Understanding Body Dysmorphic Disorder
Body dysmorphic disorder, or BDD, is a mental condition where someone is obsessed with the ‘flaws’ on their bodies, like their face, legs, breasts or overall body shape. If you have BDD, you might feel that one of your body parts is too big, too small or out of proportion to the rest of the body. You would find it difficult to stop focusing on your ‘flaws’, believing that you have a defect or are deformed in some way and believe people can also notice this. You would also spend a lot of time comparing yourself to others and believe that others think you are ugly.
Symptoms of BDD
If you have BDD you may develop low self-esteem and have negative emotions like shame. This can lead to problems at school or work because you may start to miss class or not perform well at work. The thought of ‘being ugly’ takes over your life and going out in public might be difficult because you would start finding ways to hide your flaws, for example:
- Checking in the mirror/avoiding the mirror completely
- Exercising too much in order lose weight
- Wearing too much make-up
- Wear layers of clothes, even in summer
- Skin picking, which leaves marks on your body
What causes BDD?
BDD may be triggered by:
- Low self-esteem
- Parents or friends who were critical of your appearance
- A traumatic experience or emotional conflict while growing up
- The media, which always shows ‘perfect’ looking people
Is there treatment for people living with Body Dysmorphic Disorder?

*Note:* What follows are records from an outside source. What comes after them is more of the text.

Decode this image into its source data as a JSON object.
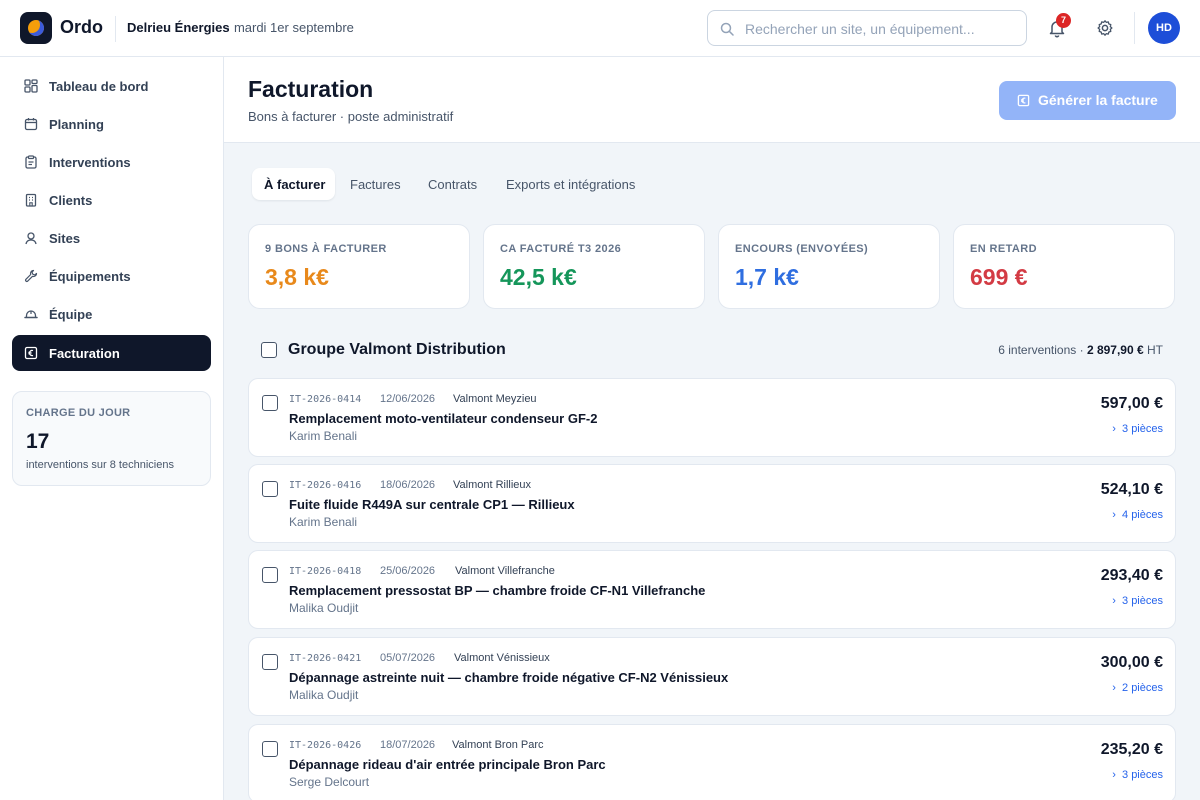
{
  "app": {
    "brand": "Ordo",
    "company": "Delrieu Énergies",
    "date": "· mardi 1er septembre"
  },
  "search": {
    "placeholder": "Rechercher un site, un équipement..."
  },
  "notifications": {
    "count": "7"
  },
  "user": {
    "initials": "HD"
  },
  "sidebar": {
    "items": [
      {
        "label": "Tableau de bord",
        "icon": "grid-icon"
      },
      {
        "label": "Planning",
        "icon": "calendar-icon"
      },
      {
        "label": "Interventions",
        "icon": "clipboard-icon"
      },
      {
        "label": "Clients",
        "icon": "building-icon"
      },
      {
        "label": "Sites",
        "icon": "map-pin-icon"
      },
      {
        "label": "Équipements",
        "icon": "wrench-icon"
      },
      {
        "label": "Équipe",
        "icon": "hard-hat-icon"
      },
      {
        "label": "Facturation",
        "icon": "euro-icon",
        "active": true
      }
    ],
    "load": {
      "title": "CHARGE DU JOUR",
      "value": "17",
      "subtitle": "interventions sur 8 techniciens"
    }
  },
  "page": {
    "title": "Facturation",
    "subtitle": "Bons à facturer · poste administratif",
    "generate_label": "Générer la facture"
  },
  "tabs": [
    {
      "label": "À facturer",
      "active": true
    },
    {
      "label": "Factures"
    },
    {
      "label": "Contrats"
    },
    {
      "label": "Exports et intégrations"
    }
  ],
  "stats": [
    {
      "label": "9 BONS À FACTURER",
      "value": "3,8 k€",
      "color": "#e8891b"
    },
    {
      "label": "CA FACTURÉ T3 2026",
      "value": "42,5 k€",
      "color": "#15965a"
    },
    {
      "label": "ENCOURS (ENVOYÉES)",
      "value": "1,7 k€",
      "color": "#2f6ee0"
    },
    {
      "label": "EN RETARD",
      "value": "699 €",
      "color": "#d33b44"
    }
  ],
  "group": {
    "title": "Groupe Valmont Distribution",
    "count_text": "6 interventions · ",
    "total": "2 897,90 €",
    "total_suffix": " HT"
  },
  "interventions": [
    {
      "code": "IT-2026-0414",
      "date": "12/06/2026",
      "site": "Valmont Meyzieu",
      "title": "Remplacement moto-ventilateur condenseur GF-2",
      "technician": "Karim Benali",
      "amount": "597,00 €",
      "parts": "3 pièces"
    },
    {
      "code": "IT-2026-0416",
      "date": "18/06/2026",
      "site": "Valmont Rillieux",
      "title": "Fuite fluide R449A sur centrale CP1 — Rillieux",
      "technician": "Karim Benali",
      "amount": "524,10 €",
      "parts": "4 pièces"
    },
    {
      "code": "IT-2026-0418",
      "date": "25/06/2026",
      "site": "Valmont Villefranche",
      "title": "Remplacement pressostat BP — chambre froide CF-N1 Villefranche",
      "technician": "Malika Oudjit",
      "amount": "293,40 €",
      "parts": "3 pièces"
    },
    {
      "code": "IT-2026-0421",
      "date": "05/07/2026",
      "site": "Valmont Vénissieux",
      "title": "Dépannage astreinte nuit — chambre froide négative CF-N2 Vénissieux",
      "technician": "Malika Oudjit",
      "amount": "300,00 €",
      "parts": "2 pièces"
    },
    {
      "code": "IT-2026-0426",
      "date": "18/07/2026",
      "site": "Valmont Bron Parc",
      "title": "Dépannage rideau d'air entrée principale Bron Parc",
      "technician": "Serge Delcourt",
      "amount": "235,20 €",
      "parts": "3 pièces"
    }
  ]
}
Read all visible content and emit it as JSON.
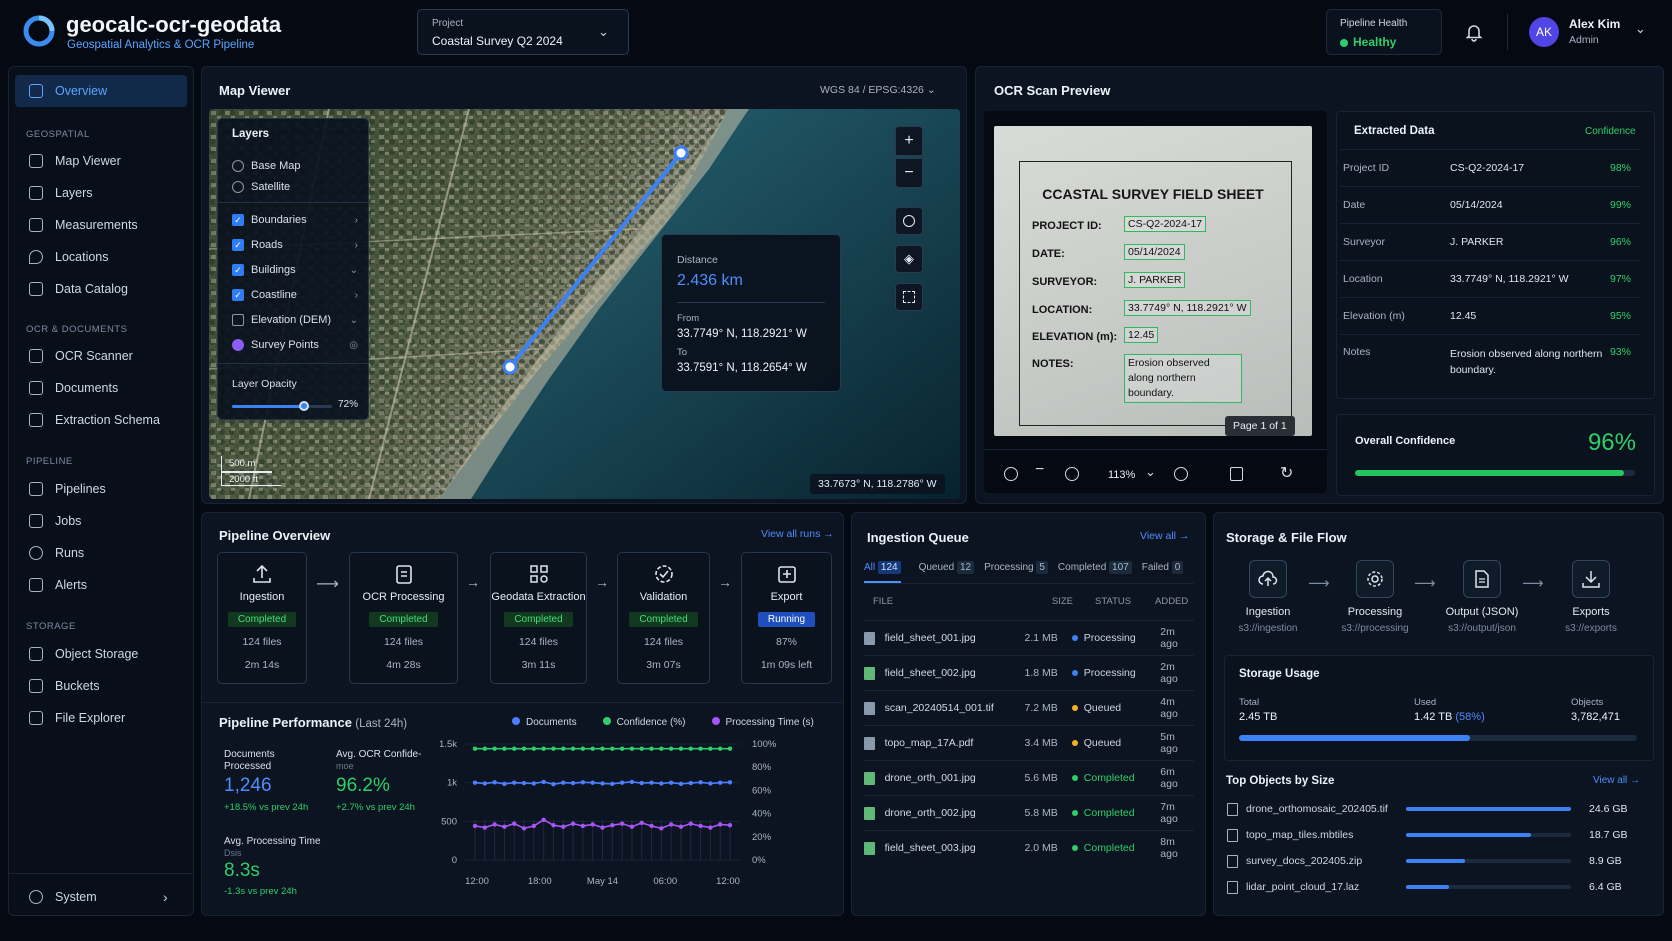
{
  "app": {
    "name": "geocalc-ocr-geodata",
    "subtitle": "Geospatial Analytics & OCR Pipeline"
  },
  "project": {
    "label": "Project",
    "value": "Coastal Survey Q2 2024"
  },
  "health": {
    "label": "Pipeline Health",
    "value": "Healthy"
  },
  "user": {
    "initials": "AK",
    "name": "Alex Kim",
    "role": "Admin"
  },
  "nav": {
    "overview": "Overview",
    "sections": [
      {
        "title": "GEOSPATIAL",
        "items": [
          "Map Viewer",
          "Layers",
          "Measurements",
          "Locations",
          "Data Catalog"
        ]
      },
      {
        "title": "OCR & DOCUMENTS",
        "items": [
          "OCR Scanner",
          "Documents",
          "Extraction Schema"
        ]
      },
      {
        "title": "PIPELINE",
        "items": [
          "Pipelines",
          "Jobs",
          "Runs",
          "Alerts"
        ]
      },
      {
        "title": "STORAGE",
        "items": [
          "Object Storage",
          "Buckets",
          "File Explorer"
        ]
      }
    ],
    "system": "System"
  },
  "map": {
    "title": "Map Viewer",
    "crs": "WGS 84 / EPSG:4326",
    "layers_title": "Layers",
    "base": [
      "Base Map",
      "Satellite"
    ],
    "layers": [
      {
        "name": "Boundaries",
        "checked": true
      },
      {
        "name": "Roads",
        "checked": true
      },
      {
        "name": "Buildings",
        "checked": true
      },
      {
        "name": "Coastline",
        "checked": true
      },
      {
        "name": "Elevation (DEM)",
        "checked": false
      },
      {
        "name": "Survey Points",
        "checked": true
      }
    ],
    "opacity_label": "Layer Opacity",
    "opacity": "72%",
    "opacity_value": 0.72,
    "scale_m": "500 m",
    "scale_ft": "2000 ft",
    "cursor": "33.7673° N, 118.2786° W",
    "distance_label": "Distance",
    "distance": "2.436 km",
    "from_label": "From",
    "from": "33.7749° N, 118.2921° W",
    "to_label": "To",
    "to": "33.7591° N, 118.2654° W"
  },
  "ocr": {
    "title": "OCR Scan Preview",
    "sheet_title": "CCASTAL SURVEY FIELD SHEET",
    "fields": [
      {
        "k": "PROJECT ID:",
        "v": "CS-Q2-2024-17"
      },
      {
        "k": "DATE:",
        "v": "05/14/2024"
      },
      {
        "k": "SURVEYOR:",
        "v": "J. PARKER"
      },
      {
        "k": "LOCATION:",
        "v": "33.7749° N, 118.2921° W"
      },
      {
        "k": "ELEVATION (m):",
        "v": "12.45"
      },
      {
        "k": "NOTES:",
        "v": "Erosion observed along northern boundary."
      }
    ],
    "page": "Page 1 of 1",
    "zoom": "113%"
  },
  "extracted": {
    "title": "Extracted Data",
    "confidence_label": "Confidence",
    "rows": [
      {
        "k": "Project ID",
        "v": "CS-Q2-2024-17",
        "c": "98%"
      },
      {
        "k": "Date",
        "v": "05/14/2024",
        "c": "99%"
      },
      {
        "k": "Surveyor",
        "v": "J. PARKER",
        "c": "96%"
      },
      {
        "k": "Location",
        "v": "33.7749° N, 118.2921° W",
        "c": "97%"
      },
      {
        "k": "Elevation (m)",
        "v": "12.45",
        "c": "95%"
      },
      {
        "k": "Notes",
        "v": "Erosion observed along northern boundary.",
        "c": "93%"
      }
    ],
    "overall_label": "Overall Confidence",
    "overall": "96%",
    "overall_value": 0.96
  },
  "pipeline": {
    "title": "Pipeline Overview",
    "view_all": "View all runs →",
    "stages": [
      {
        "name": "Ingestion",
        "status": "Completed",
        "files": "124 files",
        "time": "2m 14s"
      },
      {
        "name": "OCR Processing",
        "status": "Completed",
        "files": "124 files",
        "time": "4m 28s"
      },
      {
        "name": "Geodata Extraction",
        "status": "Completed",
        "files": "124 files",
        "time": "3m 11s"
      },
      {
        "name": "Validation",
        "status": "Completed",
        "files": "124 files",
        "time": "3m 07s"
      },
      {
        "name": "Export",
        "status": "Running",
        "files": "87%",
        "time": "1m 09s left"
      }
    ]
  },
  "perf": {
    "title": "Pipeline Performance",
    "period": "(Last 24h)",
    "legend": [
      "Documents",
      "Confidence (%)",
      "Processing Time (s)"
    ],
    "docs_label": "Documents Processed",
    "docs": "1,246",
    "docs_delta": "+18.5% vs prev 24h",
    "conf_label": "Avg. OCR Confide-",
    "conf_sub": "moe",
    "conf": "96.2%",
    "conf_delta": "+2.7% vs prev 24h",
    "time_label": "Avg. Processing Time",
    "time_sub": "Dsis",
    "time": "8.3s",
    "time_delta": "-1.3s vs prev 24h"
  },
  "chart_data": {
    "type": "line",
    "x": [
      "12:00",
      "18:00",
      "May 14",
      "06:00",
      "12:00"
    ],
    "y_left_ticks": [
      "1.5k",
      "1k",
      "500",
      "0"
    ],
    "y_right_ticks": [
      "100%",
      "80%",
      "60%",
      "40%",
      "20%",
      "0%"
    ],
    "series": [
      {
        "name": "Confidence (%)",
        "color": "#2ecf6a",
        "values": [
          96,
          96,
          96,
          96,
          96,
          96,
          96,
          96,
          96,
          96,
          96,
          96,
          96,
          96,
          96,
          96,
          96,
          96,
          96,
          96,
          96,
          96,
          96,
          96,
          96,
          96,
          96
        ]
      },
      {
        "name": "Documents",
        "color": "#4f7dff",
        "values": [
          1000,
          990,
          1005,
          985,
          1000,
          995,
          990,
          1010,
          980,
          1000,
          995,
          1005,
          1000,
          990,
          985,
          1000,
          1010,
          995,
          1000,
          990,
          1000,
          985,
          995,
          1005,
          990,
          1000,
          1005
        ]
      },
      {
        "name": "Processing Time (s)",
        "color": "#a855f7",
        "values": [
          440,
          420,
          460,
          430,
          470,
          410,
          440,
          520,
          450,
          430,
          470,
          440,
          460,
          420,
          450,
          470,
          430,
          480,
          440,
          410,
          460,
          430,
          470,
          440,
          420,
          460,
          450
        ]
      }
    ]
  },
  "queue": {
    "title": "Ingestion Queue",
    "view_all": "View all →",
    "tabs": [
      {
        "l": "All",
        "n": "124"
      },
      {
        "l": "Queued",
        "n": "12"
      },
      {
        "l": "Processing",
        "n": "5"
      },
      {
        "l": "Completed",
        "n": "107"
      },
      {
        "l": "Failed",
        "n": "0"
      }
    ],
    "cols": [
      "FILE",
      "SIZE",
      "STATUS",
      "ADDED"
    ],
    "rows": [
      {
        "f": "field_sheet_001.jpg",
        "s": "2.1 MB",
        "st": "Processing",
        "a": "2m ago",
        "c": "#3b82f6"
      },
      {
        "f": "field_sheet_002.jpg",
        "s": "1.8 MB",
        "st": "Processing",
        "a": "2m ago",
        "c": "#3b82f6"
      },
      {
        "f": "scan_20240514_001.tif",
        "s": "7.2 MB",
        "st": "Queued",
        "a": "4m ago",
        "c": "#f5b21e"
      },
      {
        "f": "topo_map_17A.pdf",
        "s": "3.4 MB",
        "st": "Queued",
        "a": "5m ago",
        "c": "#f5b21e"
      },
      {
        "f": "drone_orth_001.jpg",
        "s": "5.6 MB",
        "st": "Completed",
        "a": "6m ago",
        "c": "#2ecf6a"
      },
      {
        "f": "drone_orth_002.jpg",
        "s": "5.8 MB",
        "st": "Completed",
        "a": "7m ago",
        "c": "#2ecf6a"
      },
      {
        "f": "field_sheet_003.jpg",
        "s": "2.0 MB",
        "st": "Completed",
        "a": "8m ago",
        "c": "#2ecf6a"
      }
    ]
  },
  "storage": {
    "title": "Storage & File Flow",
    "flow": [
      {
        "l": "Ingestion",
        "p": "s3://ingestion"
      },
      {
        "l": "Processing",
        "p": "s3://processing"
      },
      {
        "l": "Output (JSON)",
        "p": "s3://output/json"
      },
      {
        "l": "Exports",
        "p": "s3://exports"
      }
    ],
    "usage_title": "Storage Usage",
    "total_label": "Total",
    "total": "2.45 TB",
    "used_label": "Used",
    "used": "1.42 TB",
    "used_pct": "(58%)",
    "used_value": 0.58,
    "objects_label": "Objects",
    "objects": "3,782,471",
    "top_title": "Top Objects by Size",
    "top_view_all": "View all →",
    "top": [
      {
        "n": "drone_orthomosaic_202405.tif",
        "s": "24.6 GB",
        "f": 1.0
      },
      {
        "n": "topo_map_tiles.mbtiles",
        "s": "18.7 GB",
        "f": 0.76
      },
      {
        "n": "survey_docs_202405.zip",
        "s": "8.9 GB",
        "f": 0.36
      },
      {
        "n": "lidar_point_cloud_17.laz",
        "s": "6.4 GB",
        "f": 0.26
      }
    ]
  }
}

If you think you may have BDD then talking to a doctor or a mental health professional, through therapy, is a great start. If it’s triggered by someone you live with, maybe ask them to stop talking about your body parts or your appearance because it hurts you and makes you feel negative emotions. If someone close to you has BDD, make sure your words are always supportive and positive.
Remember chomas, BDD is a real disorder and it’s about more than just wanting to fix your appearance. Someone with BDD truly believes that there is something wrong with them even though there isn’t and this constant struggle disturbs the person’s life and keeps them from actually feeling happy. Body Dysmorphic Disorder is nobody’s fault. The sooner you get help, if you are diagnosed with BDD, the sooner you can be on the road to recovery. It may be frustrating in the beginning but once you release yourself from these negative thoughts, you will realise your true worth – that you are beautiful just as you are.